Uncertainty in wavelength and position

[Saptarshi Sarkar]

Homework Statement

Wavelengths can be measured with accuracies of one part in 10⁴. What is the uncertainty in the position of a 1A X-Ray photon when its wavelength is simultaneously measured?

Relevant Equations

$ΔxΔp>=\frac {\hbar} 2$

In my attempt to solve the problem, I used the formula for de-Broglie wavelength $p=\frac h λ$ and differentiated both sides to get $Δp = \frac {hΔλ} {λ^2}$.

Plugging this equation into the Heisenberg's position and momentum uncertainty principle formula and calculating the minimum uncertainty in momentum, I got

$Δx=\frac {\hbarλ^2} {2hΔλ} = 7.96 × 10^{-22} m$

The solution looks toο small to me. I am not sure if the value of $Δλ$ is $10^{-4}$ which I used in the calculation.

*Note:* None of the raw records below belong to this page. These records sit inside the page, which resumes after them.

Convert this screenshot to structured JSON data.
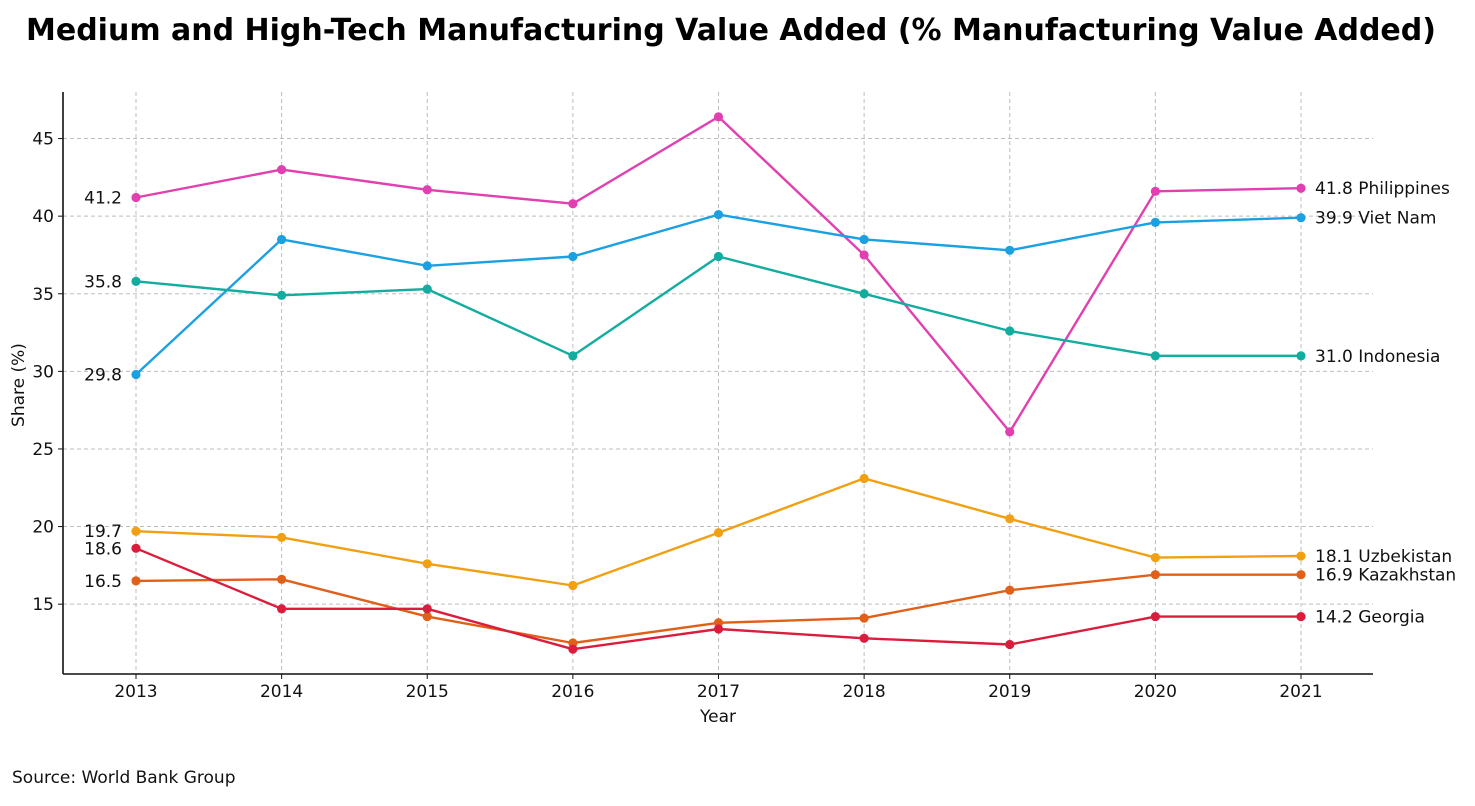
{
  "chart_data": {
    "type": "line",
    "title": "Medium and High-Tech Manufacturing Value Added (% Manufacturing Value Added)",
    "xlabel": "Year",
    "ylabel": "Share (%)",
    "x": [
      "2013",
      "2014",
      "2015",
      "2016",
      "2017",
      "2018",
      "2019",
      "2020",
      "2021"
    ],
    "ylim": [
      10.5,
      48
    ],
    "yticks": [
      15,
      20,
      25,
      30,
      35,
      40,
      45
    ],
    "grid": true,
    "legend": "none",
    "series": [
      {
        "name": "Philippines",
        "color": "#e040b0",
        "values": [
          41.2,
          43.0,
          41.7,
          40.8,
          46.4,
          37.5,
          26.1,
          41.6,
          41.8
        ],
        "start_label": "41.2",
        "end_label": "41.8 Philippines"
      },
      {
        "name": "Viet Nam",
        "color": "#1ba1e2",
        "values": [
          29.8,
          38.5,
          36.8,
          37.4,
          40.1,
          38.5,
          37.8,
          39.6,
          39.9
        ],
        "start_label": "29.8",
        "end_label": "39.9 Viet Nam"
      },
      {
        "name": "Indonesia",
        "color": "#12ad9f",
        "values": [
          35.8,
          34.9,
          35.3,
          31.0,
          37.4,
          35.0,
          32.6,
          31.0,
          31.0
        ],
        "start_label": "35.8",
        "end_label": "31.0 Indonesia"
      },
      {
        "name": "Uzbekistan",
        "color": "#f0a010",
        "values": [
          19.7,
          19.3,
          17.6,
          16.2,
          19.6,
          23.1,
          20.5,
          18.0,
          18.1
        ],
        "start_label": "19.7",
        "end_label": "18.1 Uzbekistan"
      },
      {
        "name": "Kazakhstan",
        "color": "#e0601a",
        "values": [
          16.5,
          16.6,
          14.2,
          12.5,
          13.8,
          14.1,
          15.9,
          16.9,
          16.9
        ],
        "start_label": "16.5",
        "end_label": "16.9 Kazakhstan"
      },
      {
        "name": "Georgia",
        "color": "#dc1c3c",
        "values": [
          18.6,
          14.7,
          14.7,
          12.1,
          13.4,
          12.8,
          12.4,
          14.2,
          14.2
        ],
        "start_label": "18.6",
        "end_label": "14.2 Georgia"
      }
    ],
    "source": "Source: World Bank Group"
  }
}
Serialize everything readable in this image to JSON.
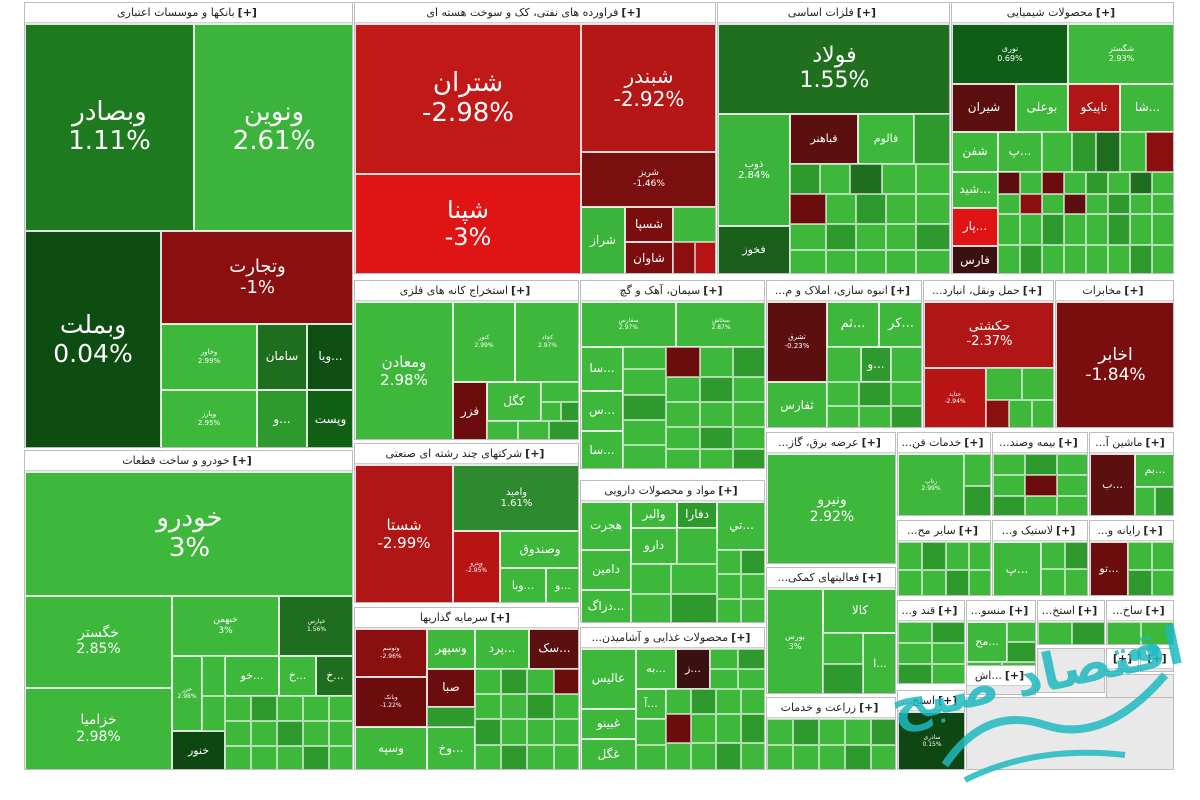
{
  "colors": {
    "up_strong": "#0f5e16",
    "up_mid": "#2a8f2a",
    "up_light": "#3db83a",
    "down_dark": "#6b0d0d",
    "down_mid": "#b31515",
    "down_bright": "#e01414",
    "flat": "#1e6d1e",
    "background": "#ffffff"
  },
  "watermark_text": "اقتصاد صبح",
  "sectors": [
    {
      "key": "banks",
      "title": "بانکها و موسسات اعتباری",
      "plus": "[+]"
    },
    {
      "key": "refinery",
      "title": "فراورده های نفتی، کک و سوخت هسته ای",
      "plus": "[+]"
    },
    {
      "key": "metals",
      "title": "فلزات اساسی",
      "plus": "[+]"
    },
    {
      "key": "chemicals",
      "title": "محصولات شیمیایی",
      "plus": "[+]"
    },
    {
      "key": "autos",
      "title": "خودرو و ساخت قطعات",
      "plus": "[+]"
    },
    {
      "key": "mining",
      "title": "استخراج کانه های فلزی",
      "plus": "[+]"
    },
    {
      "key": "cement",
      "title": "سیمان، آهک و گچ",
      "plus": "[+]"
    },
    {
      "key": "construction",
      "title": "انبوه سازی، املاک و م...",
      "plus": "[+]"
    },
    {
      "key": "transport",
      "title": "حمل ونقل، انبارد...",
      "plus": "[+]"
    },
    {
      "key": "telecom",
      "title": "مخابرات",
      "plus": "[+]"
    },
    {
      "key": "holding",
      "title": "شرکتهای چند رشته ای صنعتی",
      "plus": "[+]"
    },
    {
      "key": "pharma",
      "title": "مواد و محصولات دارویی",
      "plus": "[+]"
    },
    {
      "key": "utilities",
      "title": "عرضه برق، گاز...",
      "plus": "[+]"
    },
    {
      "key": "itservices",
      "title": "خدمات فن...",
      "plus": "[+]"
    },
    {
      "key": "insurance",
      "title": "بیمه وصند...",
      "plus": "[+]"
    },
    {
      "key": "machinery",
      "title": "ماشین آ...",
      "plus": "[+]"
    },
    {
      "key": "investment",
      "title": "سرمایه گذاریها",
      "plus": "[+]"
    },
    {
      "key": "food",
      "title": "محصولات غذایی و آشامیدن...",
      "plus": "[+]"
    },
    {
      "key": "auxiliary",
      "title": "فعالیتهای کمکی...",
      "plus": "[+]"
    },
    {
      "key": "otherfin",
      "title": "سایر مح...",
      "plus": "[+]"
    },
    {
      "key": "plastics",
      "title": "لاستیک و...",
      "plus": "[+]"
    },
    {
      "key": "computer",
      "title": "رایانه و...",
      "plus": "[+]"
    },
    {
      "key": "sugar",
      "title": "قند و...",
      "plus": "[+]"
    },
    {
      "key": "textile",
      "title": "منسو...",
      "plus": "[+]"
    },
    {
      "key": "mining2",
      "title": "استخ...",
      "plus": "[+]"
    },
    {
      "key": "constr2",
      "title": "ساخ...",
      "plus": "[+]"
    },
    {
      "key": "agri",
      "title": "زراعت و خدمات",
      "plus": "[+]"
    },
    {
      "key": "mining3",
      "title": "استخ...",
      "plus": "[+]"
    },
    {
      "key": "misc1",
      "title": "...اش",
      "plus": "[+]"
    },
    {
      "key": "misc2",
      "title": "",
      "plus": "[+]"
    },
    {
      "key": "misc3",
      "title": "",
      "plus": "[+]"
    }
  ],
  "stocks": [
    {
      "name": "وبصادر",
      "change": "1.11%"
    },
    {
      "name": "ونوین",
      "change": "2.61%"
    },
    {
      "name": "وبملت",
      "change": "0.04%"
    },
    {
      "name": "وتجارت",
      "change": "-1%"
    },
    {
      "name": "وخاور",
      "change": "2.99%"
    },
    {
      "name": "سامان",
      "change": ""
    },
    {
      "name": "...ویا",
      "change": ""
    },
    {
      "name": "وپارز",
      "change": "2.95%"
    },
    {
      "name": "...و",
      "change": ""
    },
    {
      "name": "وپست",
      "change": ""
    },
    {
      "name": "شتران",
      "change": "-2.98%"
    },
    {
      "name": "شبندر",
      "change": "-2.92%"
    },
    {
      "name": "شریز",
      "change": "-1.46%"
    },
    {
      "name": "شپنا",
      "change": "-3%"
    },
    {
      "name": "شسپا",
      "change": ""
    },
    {
      "name": "شراز",
      "change": ""
    },
    {
      "name": "شاوان",
      "change": ""
    },
    {
      "name": "فولاد",
      "change": "1.55%"
    },
    {
      "name": "ذوب",
      "change": "2.84%"
    },
    {
      "name": "فباهنر",
      "change": ""
    },
    {
      "name": "فالوم",
      "change": ""
    },
    {
      "name": "فخوز",
      "change": ""
    },
    {
      "name": "نوری",
      "change": "0.69%"
    },
    {
      "name": "شگستر",
      "change": "2.93%"
    },
    {
      "name": "شیران",
      "change": ""
    },
    {
      "name": "بوعلی",
      "change": ""
    },
    {
      "name": "تاپیکو",
      "change": ""
    },
    {
      "name": "...شا",
      "change": ""
    },
    {
      "name": "شفن",
      "change": ""
    },
    {
      "name": "...پ",
      "change": ""
    },
    {
      "name": "...شید",
      "change": ""
    },
    {
      "name": "...پار",
      "change": ""
    },
    {
      "name": "فارس",
      "change": ""
    },
    {
      "name": "خودرو",
      "change": "3%"
    },
    {
      "name": "خگستر",
      "change": "2.85%"
    },
    {
      "name": "خزامیا",
      "change": "2.98%"
    },
    {
      "name": "خبهمن",
      "change": "3%"
    },
    {
      "name": "خنور",
      "change": ""
    },
    {
      "name": "...خو",
      "change": ""
    },
    {
      "name": "...خ",
      "change": ""
    },
    {
      "name": "...خ",
      "change": ""
    },
    {
      "name": "خپارس",
      "change": "1.56%"
    },
    {
      "name": "خزر",
      "change": "2.98%"
    },
    {
      "name": "ومعادن",
      "change": "2.98%"
    },
    {
      "name": "کگل",
      "change": ""
    },
    {
      "name": "فزر",
      "change": ""
    },
    {
      "name": "کنور",
      "change": "2.99%"
    },
    {
      "name": "کچاد",
      "change": "2.97%"
    },
    {
      "name": "سفارس",
      "change": "2.97%"
    },
    {
      "name": "سخاش",
      "change": "2.87%"
    },
    {
      "name": "...سا",
      "change": ""
    },
    {
      "name": "...س",
      "change": ""
    },
    {
      "name": "...سا",
      "change": ""
    },
    {
      "name": "ثفارس",
      "change": ""
    },
    {
      "name": "...ثم",
      "change": ""
    },
    {
      "name": "...کر",
      "change": ""
    },
    {
      "name": "...و",
      "change": ""
    },
    {
      "name": "ثشرق",
      "change": "-0.23%"
    },
    {
      "name": "حکشتی",
      "change": "-2.37%"
    },
    {
      "name": "حتاید",
      "change": "-2.94%"
    },
    {
      "name": "اخابر",
      "change": "-1.84%"
    },
    {
      "name": "شستا",
      "change": "-2.99%"
    },
    {
      "name": "وامید",
      "change": "1.61%"
    },
    {
      "name": "وصندوق",
      "change": ""
    },
    {
      "name": "...وبا",
      "change": ""
    },
    {
      "name": "وپترو",
      "change": "-2.95%"
    },
    {
      "name": "...و",
      "change": ""
    },
    {
      "name": "هجرت",
      "change": ""
    },
    {
      "name": "والبر",
      "change": ""
    },
    {
      "name": "دفارا",
      "change": ""
    },
    {
      "name": "دارو",
      "change": ""
    },
    {
      "name": "دامین",
      "change": ""
    },
    {
      "name": "...تي",
      "change": ""
    },
    {
      "name": "...دزاگ",
      "change": ""
    },
    {
      "name": "ونیرو",
      "change": "2.92%"
    },
    {
      "name": "رتاپ",
      "change": "2.99%"
    },
    {
      "name": "...بم",
      "change": ""
    },
    {
      "name": "...ب",
      "change": ""
    },
    {
      "name": "...تو",
      "change": ""
    },
    {
      "name": "...پ",
      "change": ""
    },
    {
      "name": "وسپهر",
      "change": ""
    },
    {
      "name": "...پرد",
      "change": ""
    },
    {
      "name": "...سک",
      "change": ""
    },
    {
      "name": "صبا",
      "change": ""
    },
    {
      "name": "وسپه",
      "change": ""
    },
    {
      "name": "...وخ",
      "change": ""
    },
    {
      "name": "وتوسم",
      "change": "-2.96%"
    },
    {
      "name": "وبانک",
      "change": "-1.22%"
    },
    {
      "name": "عالیس",
      "change": ""
    },
    {
      "name": "غبینو",
      "change": ""
    },
    {
      "name": "غگل",
      "change": ""
    },
    {
      "name": "...به",
      "change": ""
    },
    {
      "name": "...آ",
      "change": ""
    },
    {
      "name": "...ز",
      "change": ""
    },
    {
      "name": "کالا",
      "change": ""
    },
    {
      "name": "بورس",
      "change": "3%"
    },
    {
      "name": "...ا",
      "change": ""
    },
    {
      "name": "...مح",
      "change": ""
    },
    {
      "name": "ساذری",
      "change": "0.15%"
    }
  ]
}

I am not quite sure what one part in $10^4$ means for the uncertainty in λ.

 

[kuruman]

You are given that $\dfrac{\Delta \lambda}{\lambda}=\dfrac{1}{10^4}$. Did you use that in your equation for $\Delta x$?

 

[Saptarshi Sarkar]

You are given that $\dfrac{\Delta \lambda}{\lambda}=\dfrac{1}{10^4}$. Did you use that in your equation for $\Delta x$?

No, I used $Δλ = 10^{-4}$. I was confused what accuracy of one part in $10^4$ meant.

The answer should be $7.96 \times 10^{-12}m = 0.0796 A$ then.

Thanks for the help!

 

[PeroK]

Plugging this equation into the Heisenberg's position and momentum uncertainty principle formula and calculating the minimum uncertainty in momentum, I got

$Δx=\frac {\hbarλ^2} {2hΔλ} = 7.96 × 10^{-22} m$

The solution looks toο small to me. I am not sure if the value of $Δλ$ is $10^{-4}$ which I used in the calculation. I am not quite sure what one part in $10^4$ means for the uncertainty in λ.

I think you may have taken $\Delta \lambda = 10^4m$ there!

"One part in $10^4$" means $0.01 \%$

 

[kuruman]

No, I used $Δλ = 10^{-4}$. I was confused what accuracy of one part in $10^4$ meant.

The answer should be $7.96 \times 10^{-12}m = 0.0796 A$ then.

Thanks for the help!

Considering that this is an order of magnitude calculation, I would go with 0.08 A to one significant figure.

 

[Cutter Ketch]

Is it just me, or is anyone else getting $10^4$ larger?

 

[PeroK]

Is it just me, or is anyone else getting $10^4$ larger?

I agree, $\lambda^2 = 10^{-20}m, \ \Delta \lambda = 10^{-14}m$, which leads to $\approx \frac{1}{12} \times 10^{-6}m \approx 8 \times 10^{-8}m$

 

[Cutter Ketch]

I think this is just a calculator error. It helps if you remember what @kuruman said in post 2 and simplify your expression for $\Delta$x algebraicly before putting in numbers.